The exec command overwrites the parent, which used to be bash, with
the new image of init. It maintains the same PID, 1, which is why
it works. And this is not supposition. It is supposed to work that
way and it does work that way.

> >
> > Perhaps a new command is needed .. init= and shell= or so.
>
> The problem is that current kernels start init, be it /{sbin,bin,etc}/init
> or whatever was passed as init= argument as PID 1. But PID 1 has several
> special properties like the priviledge of ignoring any signal it wants to
> ignore or adopting any orphaned process.

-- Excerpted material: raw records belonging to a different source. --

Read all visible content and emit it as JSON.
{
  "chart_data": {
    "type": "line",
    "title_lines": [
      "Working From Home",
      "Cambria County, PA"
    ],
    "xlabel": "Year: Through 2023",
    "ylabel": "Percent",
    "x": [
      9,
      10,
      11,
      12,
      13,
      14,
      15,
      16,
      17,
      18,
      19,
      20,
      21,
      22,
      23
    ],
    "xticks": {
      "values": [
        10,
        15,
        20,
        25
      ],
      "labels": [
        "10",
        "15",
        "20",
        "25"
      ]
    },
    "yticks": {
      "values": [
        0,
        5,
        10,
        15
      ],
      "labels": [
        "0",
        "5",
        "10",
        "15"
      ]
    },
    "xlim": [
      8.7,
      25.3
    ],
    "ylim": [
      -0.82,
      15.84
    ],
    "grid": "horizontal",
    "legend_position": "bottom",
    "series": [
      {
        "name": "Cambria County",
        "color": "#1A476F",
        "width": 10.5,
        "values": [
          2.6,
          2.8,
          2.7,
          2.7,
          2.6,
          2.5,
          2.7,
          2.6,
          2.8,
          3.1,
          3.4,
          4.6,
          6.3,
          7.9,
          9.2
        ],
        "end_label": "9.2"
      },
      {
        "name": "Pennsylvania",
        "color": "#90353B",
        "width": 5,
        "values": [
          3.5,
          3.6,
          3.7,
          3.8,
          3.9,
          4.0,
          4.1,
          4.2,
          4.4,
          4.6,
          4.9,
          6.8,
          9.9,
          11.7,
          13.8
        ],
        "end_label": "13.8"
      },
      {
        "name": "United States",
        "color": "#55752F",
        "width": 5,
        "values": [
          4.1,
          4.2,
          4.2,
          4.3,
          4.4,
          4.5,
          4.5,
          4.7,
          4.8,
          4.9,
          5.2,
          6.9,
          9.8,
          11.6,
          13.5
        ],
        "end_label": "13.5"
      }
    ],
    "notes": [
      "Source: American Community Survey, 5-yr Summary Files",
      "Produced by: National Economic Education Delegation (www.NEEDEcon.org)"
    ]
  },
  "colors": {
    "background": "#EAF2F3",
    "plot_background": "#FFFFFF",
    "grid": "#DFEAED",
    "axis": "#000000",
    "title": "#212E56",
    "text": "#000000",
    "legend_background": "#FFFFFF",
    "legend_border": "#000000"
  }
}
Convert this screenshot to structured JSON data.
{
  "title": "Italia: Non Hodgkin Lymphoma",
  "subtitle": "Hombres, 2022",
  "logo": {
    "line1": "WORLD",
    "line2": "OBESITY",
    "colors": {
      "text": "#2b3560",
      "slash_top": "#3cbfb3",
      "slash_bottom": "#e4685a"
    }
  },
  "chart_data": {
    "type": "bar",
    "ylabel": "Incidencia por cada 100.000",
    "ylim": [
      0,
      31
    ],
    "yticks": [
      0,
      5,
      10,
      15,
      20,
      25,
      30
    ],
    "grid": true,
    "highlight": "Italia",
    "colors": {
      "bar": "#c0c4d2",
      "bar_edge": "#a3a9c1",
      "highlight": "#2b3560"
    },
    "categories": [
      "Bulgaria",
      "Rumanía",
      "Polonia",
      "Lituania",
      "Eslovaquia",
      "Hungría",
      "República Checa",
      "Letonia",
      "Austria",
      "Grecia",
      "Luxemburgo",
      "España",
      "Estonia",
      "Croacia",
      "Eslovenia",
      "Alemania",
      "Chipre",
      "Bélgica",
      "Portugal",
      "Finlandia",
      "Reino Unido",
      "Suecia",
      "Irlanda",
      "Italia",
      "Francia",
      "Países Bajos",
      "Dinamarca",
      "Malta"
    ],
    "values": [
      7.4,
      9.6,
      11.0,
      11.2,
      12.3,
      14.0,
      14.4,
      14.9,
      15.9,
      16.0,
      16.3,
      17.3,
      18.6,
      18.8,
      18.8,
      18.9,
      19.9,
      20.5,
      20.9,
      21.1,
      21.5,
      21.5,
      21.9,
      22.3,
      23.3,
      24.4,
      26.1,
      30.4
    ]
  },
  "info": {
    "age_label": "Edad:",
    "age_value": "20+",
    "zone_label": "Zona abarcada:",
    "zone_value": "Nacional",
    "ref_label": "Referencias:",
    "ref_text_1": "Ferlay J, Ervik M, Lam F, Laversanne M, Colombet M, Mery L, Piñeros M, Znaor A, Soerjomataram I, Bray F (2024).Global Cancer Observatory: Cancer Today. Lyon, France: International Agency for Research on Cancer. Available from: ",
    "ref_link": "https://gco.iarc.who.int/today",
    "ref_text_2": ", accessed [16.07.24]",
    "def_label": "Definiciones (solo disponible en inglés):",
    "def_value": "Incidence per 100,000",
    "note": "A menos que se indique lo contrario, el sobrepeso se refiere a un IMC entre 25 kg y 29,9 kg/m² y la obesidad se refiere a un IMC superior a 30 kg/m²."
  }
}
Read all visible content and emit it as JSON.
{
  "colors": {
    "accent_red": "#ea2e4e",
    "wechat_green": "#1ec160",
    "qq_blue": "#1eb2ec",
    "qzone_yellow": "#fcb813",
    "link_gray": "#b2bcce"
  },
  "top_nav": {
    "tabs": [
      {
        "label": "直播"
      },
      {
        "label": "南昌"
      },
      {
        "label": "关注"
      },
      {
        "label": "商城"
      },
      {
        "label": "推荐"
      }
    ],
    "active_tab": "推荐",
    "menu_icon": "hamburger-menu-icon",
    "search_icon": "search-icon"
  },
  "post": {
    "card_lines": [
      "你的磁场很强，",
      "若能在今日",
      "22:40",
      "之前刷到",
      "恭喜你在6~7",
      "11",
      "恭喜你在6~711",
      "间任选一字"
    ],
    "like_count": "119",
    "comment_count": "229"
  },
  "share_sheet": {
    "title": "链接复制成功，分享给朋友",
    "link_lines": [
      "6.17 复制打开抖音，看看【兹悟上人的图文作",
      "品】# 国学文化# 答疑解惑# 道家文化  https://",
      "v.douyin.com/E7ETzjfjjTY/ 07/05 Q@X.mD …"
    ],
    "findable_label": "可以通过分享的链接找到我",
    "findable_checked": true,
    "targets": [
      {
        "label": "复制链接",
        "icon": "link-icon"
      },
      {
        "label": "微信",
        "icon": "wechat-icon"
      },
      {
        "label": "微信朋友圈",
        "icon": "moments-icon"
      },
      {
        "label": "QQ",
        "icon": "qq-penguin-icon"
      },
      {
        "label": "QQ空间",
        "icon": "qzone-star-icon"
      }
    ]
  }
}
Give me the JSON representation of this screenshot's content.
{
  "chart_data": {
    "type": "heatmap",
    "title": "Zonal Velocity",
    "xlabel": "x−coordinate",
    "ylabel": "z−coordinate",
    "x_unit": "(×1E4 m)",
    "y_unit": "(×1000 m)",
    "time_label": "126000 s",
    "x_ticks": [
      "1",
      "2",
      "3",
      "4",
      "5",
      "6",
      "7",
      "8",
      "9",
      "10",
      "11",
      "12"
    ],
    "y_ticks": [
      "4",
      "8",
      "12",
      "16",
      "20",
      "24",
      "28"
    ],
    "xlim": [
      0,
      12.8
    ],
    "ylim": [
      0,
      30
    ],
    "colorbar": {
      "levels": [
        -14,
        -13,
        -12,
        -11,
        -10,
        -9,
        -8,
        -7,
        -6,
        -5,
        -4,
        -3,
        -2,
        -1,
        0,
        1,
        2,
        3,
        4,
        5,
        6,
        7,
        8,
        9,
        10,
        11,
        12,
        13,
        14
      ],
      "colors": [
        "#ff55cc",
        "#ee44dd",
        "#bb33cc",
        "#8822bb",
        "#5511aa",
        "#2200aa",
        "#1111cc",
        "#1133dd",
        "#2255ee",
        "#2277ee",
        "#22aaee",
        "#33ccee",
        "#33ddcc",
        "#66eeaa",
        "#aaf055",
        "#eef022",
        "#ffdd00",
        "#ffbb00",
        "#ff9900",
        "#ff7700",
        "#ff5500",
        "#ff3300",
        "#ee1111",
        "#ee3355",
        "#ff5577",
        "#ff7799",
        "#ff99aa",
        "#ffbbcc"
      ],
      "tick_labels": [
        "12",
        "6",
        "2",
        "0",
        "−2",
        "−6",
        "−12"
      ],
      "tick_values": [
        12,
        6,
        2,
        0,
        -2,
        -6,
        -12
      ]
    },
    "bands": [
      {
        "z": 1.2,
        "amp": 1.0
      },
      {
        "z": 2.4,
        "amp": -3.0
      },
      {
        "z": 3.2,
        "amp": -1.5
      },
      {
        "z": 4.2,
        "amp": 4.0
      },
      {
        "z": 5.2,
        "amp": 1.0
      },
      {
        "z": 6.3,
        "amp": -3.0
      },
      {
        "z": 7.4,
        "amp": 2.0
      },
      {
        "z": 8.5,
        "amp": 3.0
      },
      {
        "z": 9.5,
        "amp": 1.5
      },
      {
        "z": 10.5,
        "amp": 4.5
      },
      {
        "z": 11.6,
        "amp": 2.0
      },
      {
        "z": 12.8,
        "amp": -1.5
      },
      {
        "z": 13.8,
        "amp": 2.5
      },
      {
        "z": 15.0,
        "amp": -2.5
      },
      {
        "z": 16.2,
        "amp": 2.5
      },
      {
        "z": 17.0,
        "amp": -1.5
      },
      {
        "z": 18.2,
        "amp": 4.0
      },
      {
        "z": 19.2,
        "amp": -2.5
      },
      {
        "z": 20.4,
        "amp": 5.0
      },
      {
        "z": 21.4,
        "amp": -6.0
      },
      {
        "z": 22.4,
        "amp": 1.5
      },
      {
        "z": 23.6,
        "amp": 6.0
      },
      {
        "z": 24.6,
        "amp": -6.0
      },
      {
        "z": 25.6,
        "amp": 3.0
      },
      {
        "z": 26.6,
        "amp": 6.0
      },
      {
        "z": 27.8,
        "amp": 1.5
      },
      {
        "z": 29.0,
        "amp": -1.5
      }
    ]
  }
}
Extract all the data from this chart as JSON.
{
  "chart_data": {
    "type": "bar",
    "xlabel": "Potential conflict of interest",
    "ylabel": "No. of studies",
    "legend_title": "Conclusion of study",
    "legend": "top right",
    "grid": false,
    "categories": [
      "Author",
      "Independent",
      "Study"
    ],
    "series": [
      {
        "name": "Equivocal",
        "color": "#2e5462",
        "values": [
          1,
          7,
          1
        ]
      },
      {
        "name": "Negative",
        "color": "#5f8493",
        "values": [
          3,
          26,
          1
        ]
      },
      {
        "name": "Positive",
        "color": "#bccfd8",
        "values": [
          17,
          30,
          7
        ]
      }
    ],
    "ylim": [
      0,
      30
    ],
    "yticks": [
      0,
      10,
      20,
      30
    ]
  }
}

One of the nervragging funnies
> with that is that that bash will ignore signals like sent from <CTRL>-C.
> 2.0 did had this a bit luckier, it only tried to run init as PID 1. The
> other things is that of course a system without a real init process is
> somewhat wrecked.
>

For the commands necessary to fix a disk, the fact that Ctrl-C doesn't
work is of no consequence.

Cheers,
Dick Johnson
***** FILE SYSTEM WAS MODIFIED *****
Penguin : Linux version 2.1.127 on an i586 machine (66.15 BogoMips).
Warning : It's hard to remain at the trailing edge of technology.